As shown in Table 1, Spain used IMx HAVAB (Abbott), a test performed on an automated immunoassay system that was first introduced in 1988 and has since been substituted by the following analysers: AxSYM in 1994, Prism in 1995, and Architect in 1999 (all Abbott). Although both the Spanish and the reference laboratory used microparticle enzyme immunoassays (MEIA) that are based on the same fundamental principles, the results they produce may still differ. This is not surprising given that the IMx HAVAB assay was designed for the qualitative determination of anti-HAV (positive or negative status), in contrast to the assay used by the reference laboratory that was designed for quantitative determinations of anti-HAV titres. It should be noted, however, that when the standardization panel was tested at the Spanish reference laboratory, an agreement of 95·3% was obtained (data not shown).
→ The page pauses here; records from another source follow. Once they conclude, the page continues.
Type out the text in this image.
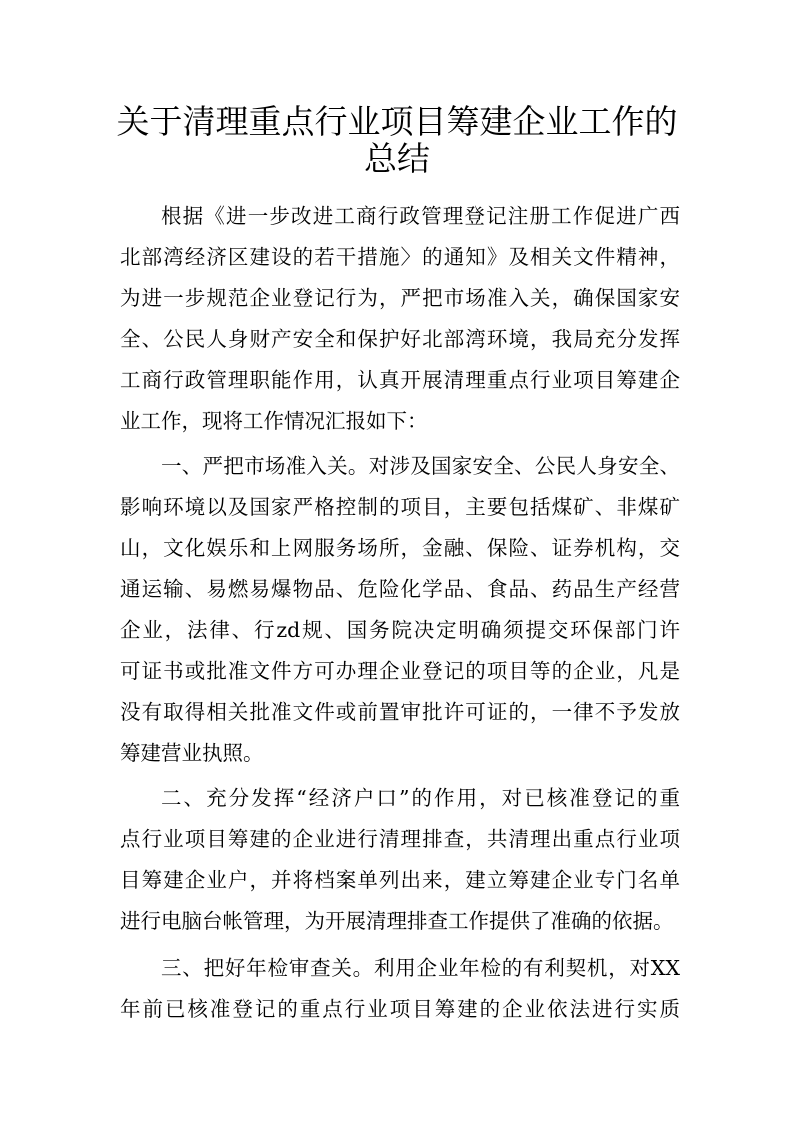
关于清理重点行业项目筹建企业工作的
总结
根据《进一步改进工商行政管理登记注册工作促进广西
北部湾经济区建设的若干措施〉的通知》及相关文件精神，
为进一步规范企业登记行为，严把市场准入关，确保国家安
全、公民人身财产安全和保护好北部湾环境，我局充分发挥
工商行政管理职能作用，认真开展清理重点行业项目筹建企
业工作，现将工作情况汇报如下：
一、严把市场准入关。对涉及国家安全、公民人身安全、
影响环境以及国家严格控制的项目，主要包括煤矿、非煤矿
山，文化娱乐和上网服务场所，金融、保险、证券机构，交
通运输、易燃易爆物品、危险化学品、食品、药品生产经营
企业，法律、行zd规、国务院决定明确须提交环保部门许
可证书或批准文件方可办理企业登记的项目等的企业，凡是
没有取得相关批准文件或前置审批许可证的，一律不予发放
筹建营业执照。
二、充分发挥“经济户口”的作用，对已核准登记的重
点行业项目筹建的企业进行清理排查，共清理出重点行业项
目筹建企业户，并将档案单列出来，建立筹建企业专门名单
进行电脑台帐管理，为开展清理排查工作提供了准确的依据。
三、把好年检审查关。利用企业年检的有利契机，对XX
年前已核准登记的重点行业项目筹建的企业依法进行实质
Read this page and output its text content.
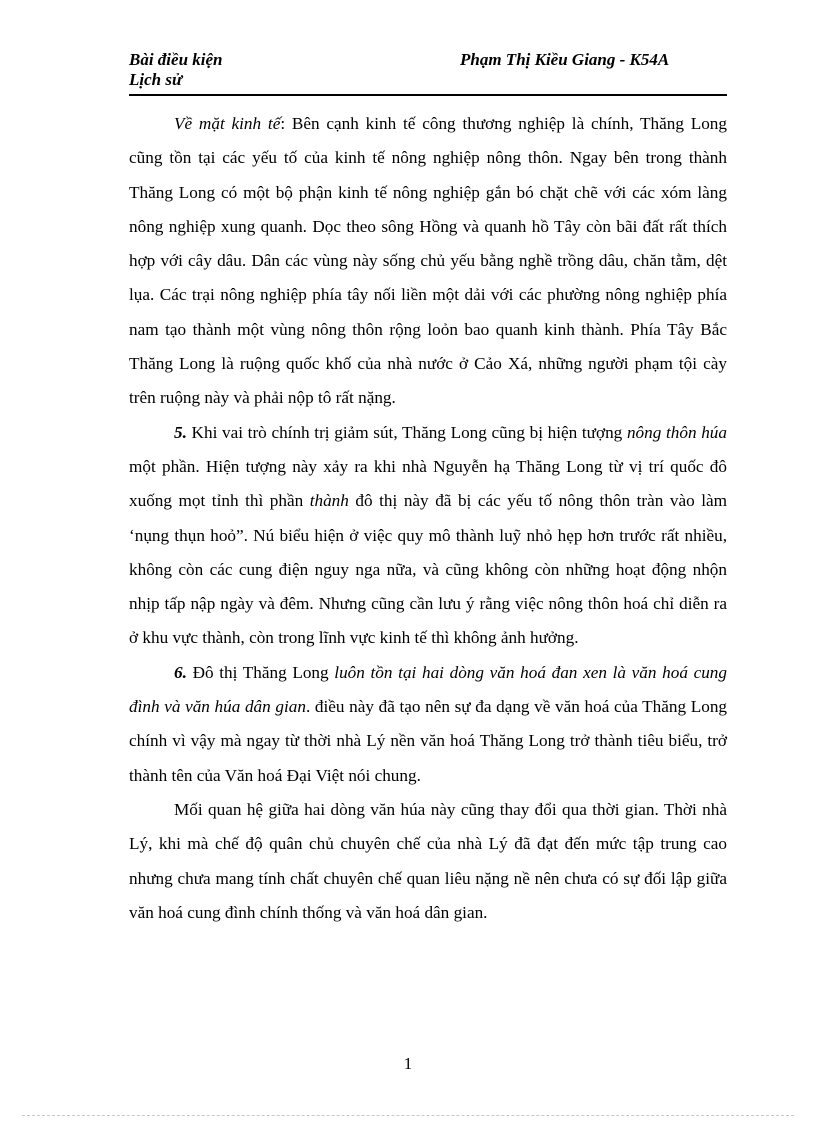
Bài điều kiện
Lịch sử
Phạm Thị Kiều Giang - K54A

Về mặt kinh tế: Bên cạnh kinh tế công thương nghiệp là chính, Thăng Long cũng tồn tại các yếu tố của kinh tế nông nghiệp nông thôn. Ngay bên trong thành Thăng Long có một bộ phận kinh tế nông nghiệp gắn bó chặt chẽ với các xóm làng nông nghiệp xung quanh. Dọc theo sông Hồng và quanh hồ Tây còn bãi đất rất thích hợp với cây dâu. Dân các vùng này sống chủ yếu bằng nghề trồng dâu, chăn tằm, dệt lụa. Các trại nông nghiệp phía tây nối liền một dải với các phường nông nghiệp phía nam tạo thành một vùng nông thôn rộng loỏn bao quanh kinh thành. Phía Tây Bắc Thăng Long là ruộng quốc khố của nhà nước ở Cảo Xá, những người phạm tội cày trên ruộng này và phải nộp tô rất nặng.

5. Khi vai trò chính trị giảm sút, Thăng Long cũng bị hiện tượng nông thôn húa một phần. Hiện tượng này xảy ra khi nhà Nguyễn hạ Thăng Long từ vị trí quốc đô xuống mọt tỉnh thì phần thành đô thị này đã bị các yếu tố nông thôn tràn vào làm ‘nụng thụn hoỏ”. Nú biểu hiện ở việc quy mô thành luỹ nhỏ hẹp hơn trước rất nhiều, không còn các cung điện nguy nga nữa, và cũng không còn những hoạt động nhộn nhịp tấp nập ngày và đêm. Nhưng cũng cần lưu ý rằng việc nông thôn hoá chỉ diễn ra ở khu vực thành, còn trong lĩnh vực kinh tế thì không ảnh hưởng.

6. Đô thị Thăng Long luôn tồn tại hai dòng văn hoá đan xen là văn hoá cung đình và văn húa dân gian. điều này đã tạo nên sự đa dạng về văn hoá của Thăng Long chính vì vậy mà ngay từ thời nhà Lý nền văn hoá Thăng Long trở thành tiêu biểu, trở thành tên của Văn hoá Đại Việt nói chung.

Mối quan hệ giữa hai dòng văn húa này cũng thay đổi qua thời gian. Thời nhà Lý, khi mà chế độ quân chủ chuyên chế của nhà Lý đã đạt đến mức tập trung cao nhưng chưa mang tính chất chuyên chế quan liêu nặng nề nên chưa có sự đối lập giữa văn hoá cung đình chính thống và văn hoá dân gian.

1
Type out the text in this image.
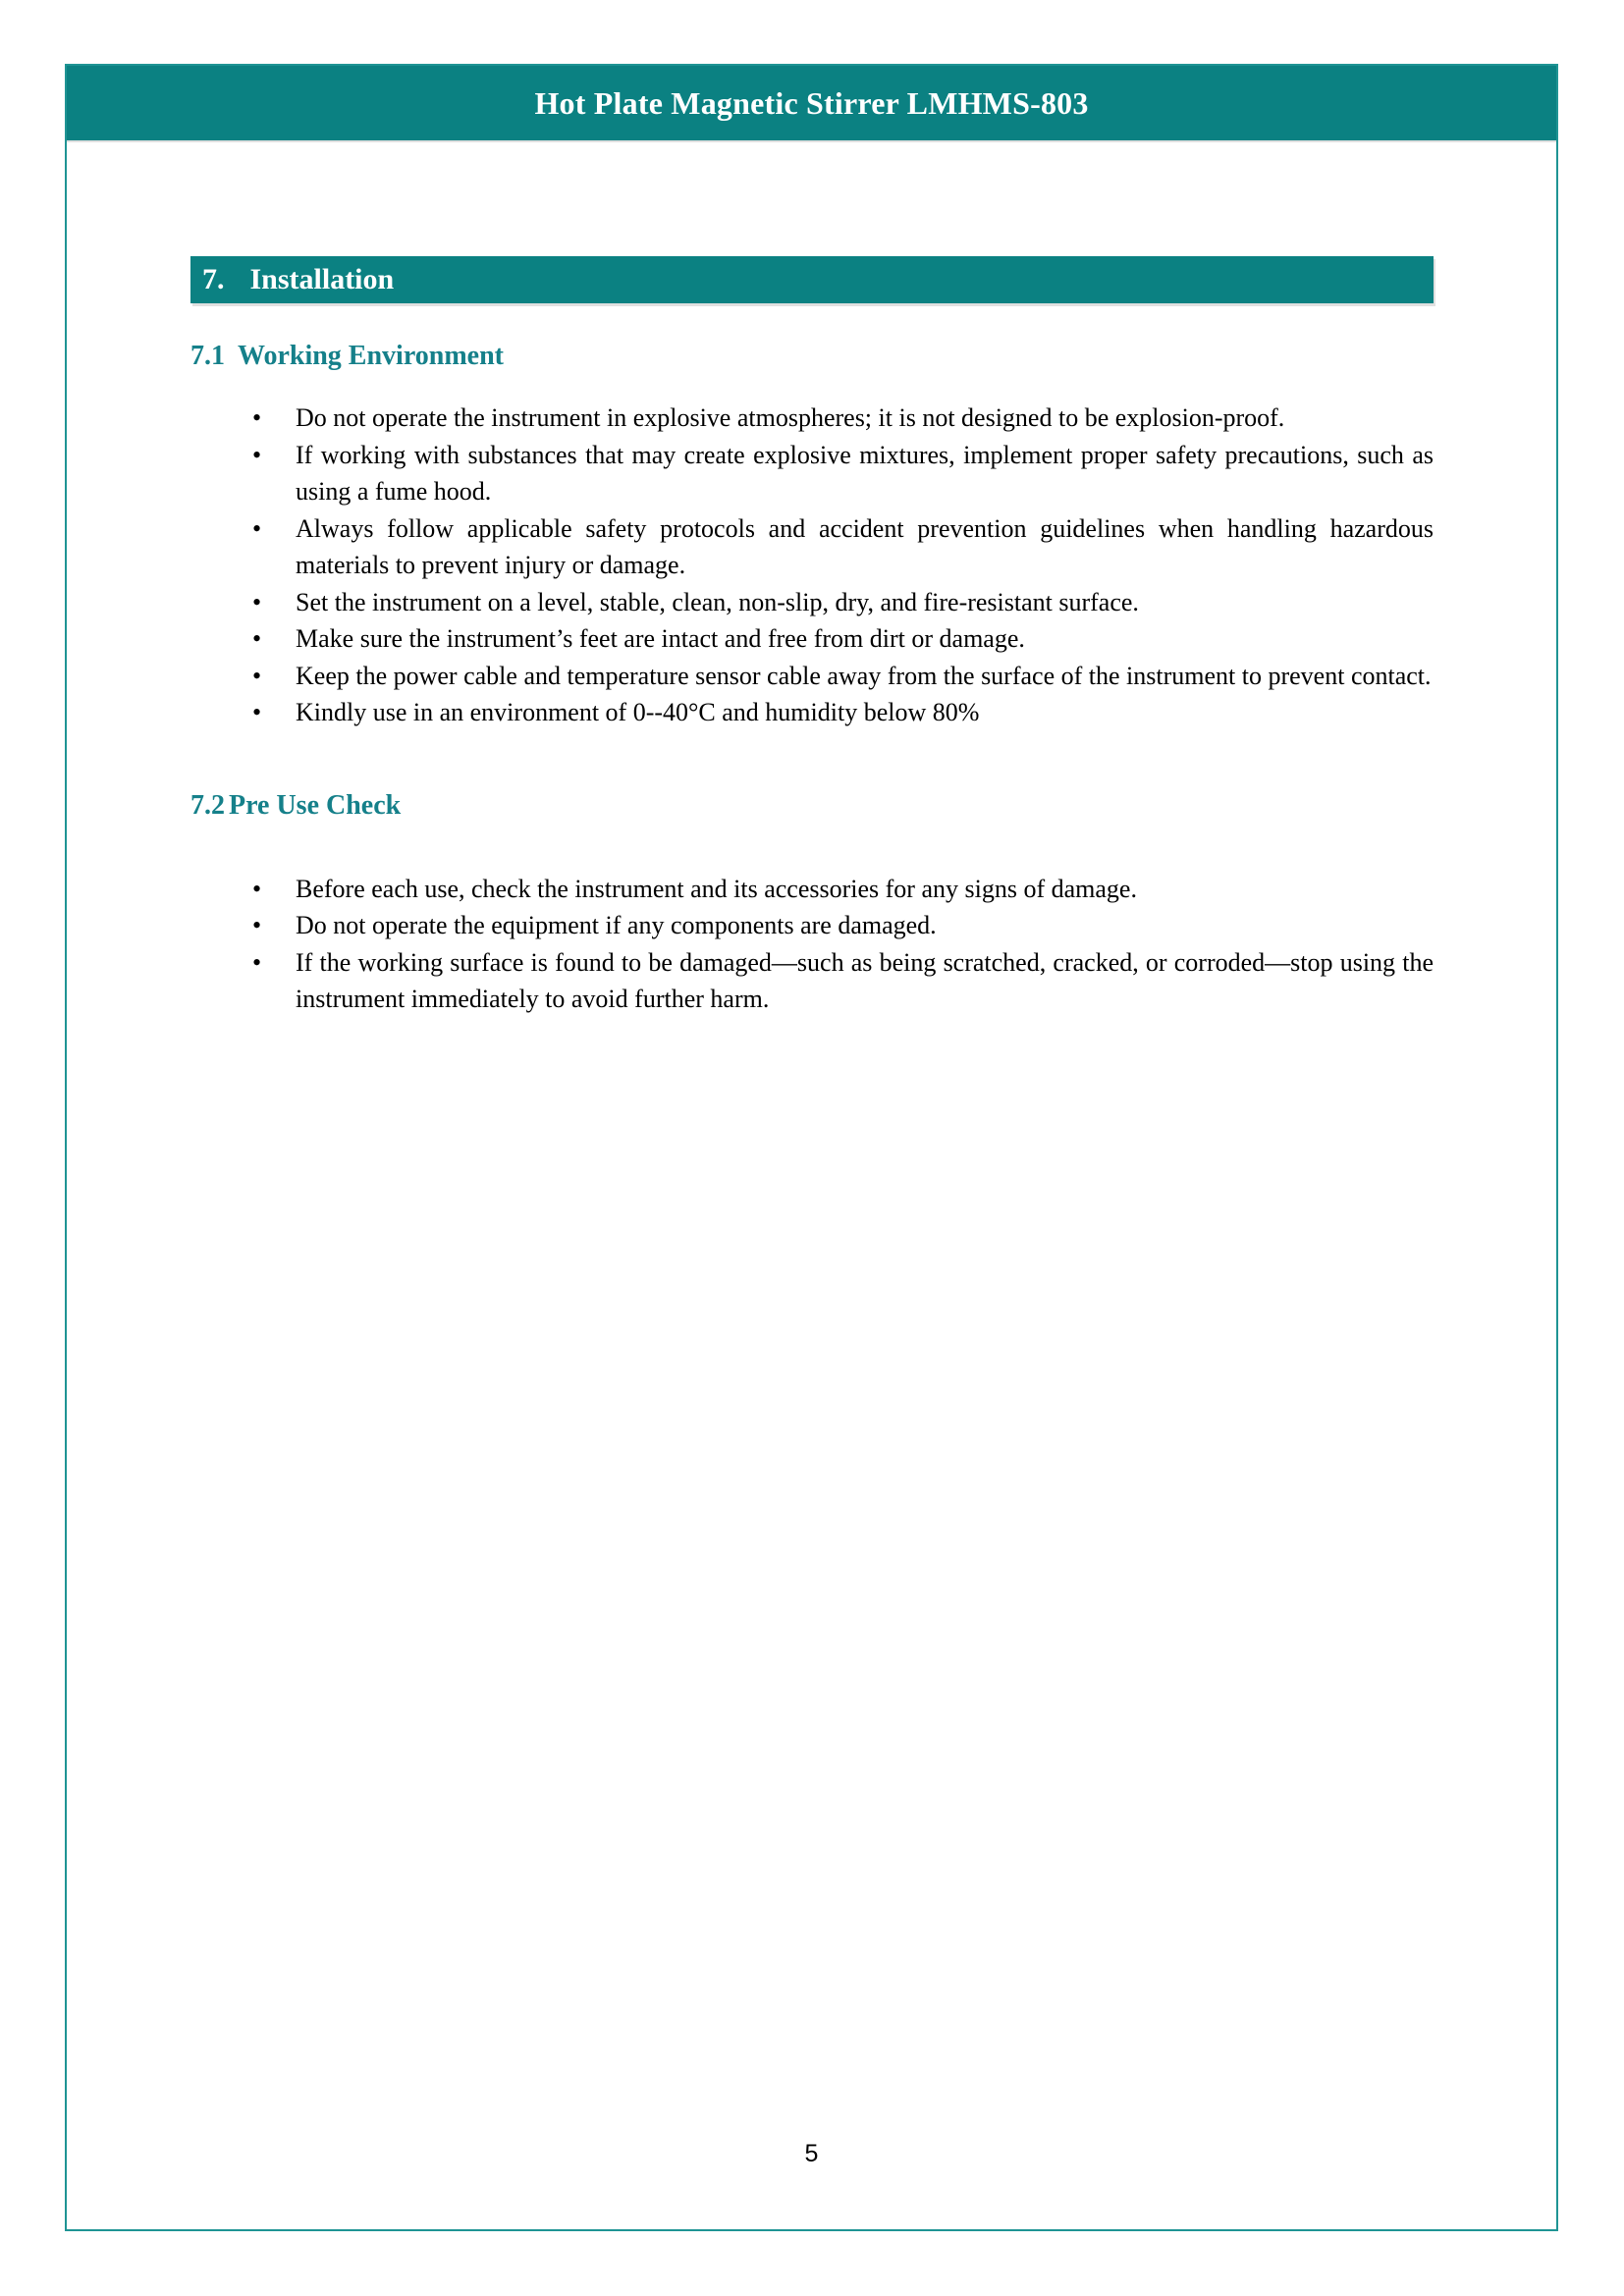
Hot Plate Magnetic Stirrer LMHMS-803
7. Installation
7.1 Working Environment
• Do not operate the instrument in explosive atmospheres; it is not designed to be explosion-proof.
• If working with substances that may create explosive mixtures, implement proper safety precautions, such as using a fume hood.
• Always follow applicable safety protocols and accident prevention guidelines when handling hazardous materials to prevent injury or damage.
• Set the instrument on a level, stable, clean, non-slip, dry, and fire-resistant surface.
• Make sure the instrument’s feet are intact and free from dirt or damage.
• Keep the power cable and temperature sensor cable away from the surface of the instrument to prevent contact.
• Kindly use in an environment of 0--40°C and humidity below 80%
7.2 Pre Use Check
• Before each use, check the instrument and its accessories for any signs of damage.
• Do not operate the equipment if any components are damaged.
• If the working surface is found to be damaged—such as being scratched, cracked, or corroded—stop using the instrument immediately to avoid further harm.
5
The United Kingdom used ETI-AB-HAVK-3, another competitive binding ELISA assay for total antibody to HAV (DiaSorin). Interestingly, the qualitative comparisons of the results obtained showed that the greatest discrepancies in the negative sera prior to the application of the reference laboratory's cut-off (or, in other words, prior to standardization) were noted in the cases of Belgium, Slovakia, and Italy that all used this same assay by DiaSorin (with 17, 10, and five samples, correspondingly, classified as equivocal, Table 3). However, these differences were alleviated to a great extent by standardization.

This study demonstrated the practical usefulness of standardization for serological results that cannot be directly compared. To our knowledge, this is the first time that such an international seroepidemiological project has taken place for HAV. The results are expected to contribute to the evaluation and potential improvement of the currently employed immunization strategies for hepatitis in Europe.


This work was funded by a grant from DG X11 of the European Union under contract QLK2-CT-2000-00542 (concerted action). Further sources of funding include CRP-Santé (Luxembourg) and ISCIII MPY1075/01 (Spain). Z. Moschidis and V. Gonianaki (Greece) are gratefully acknowledged for their excellent technical assistance.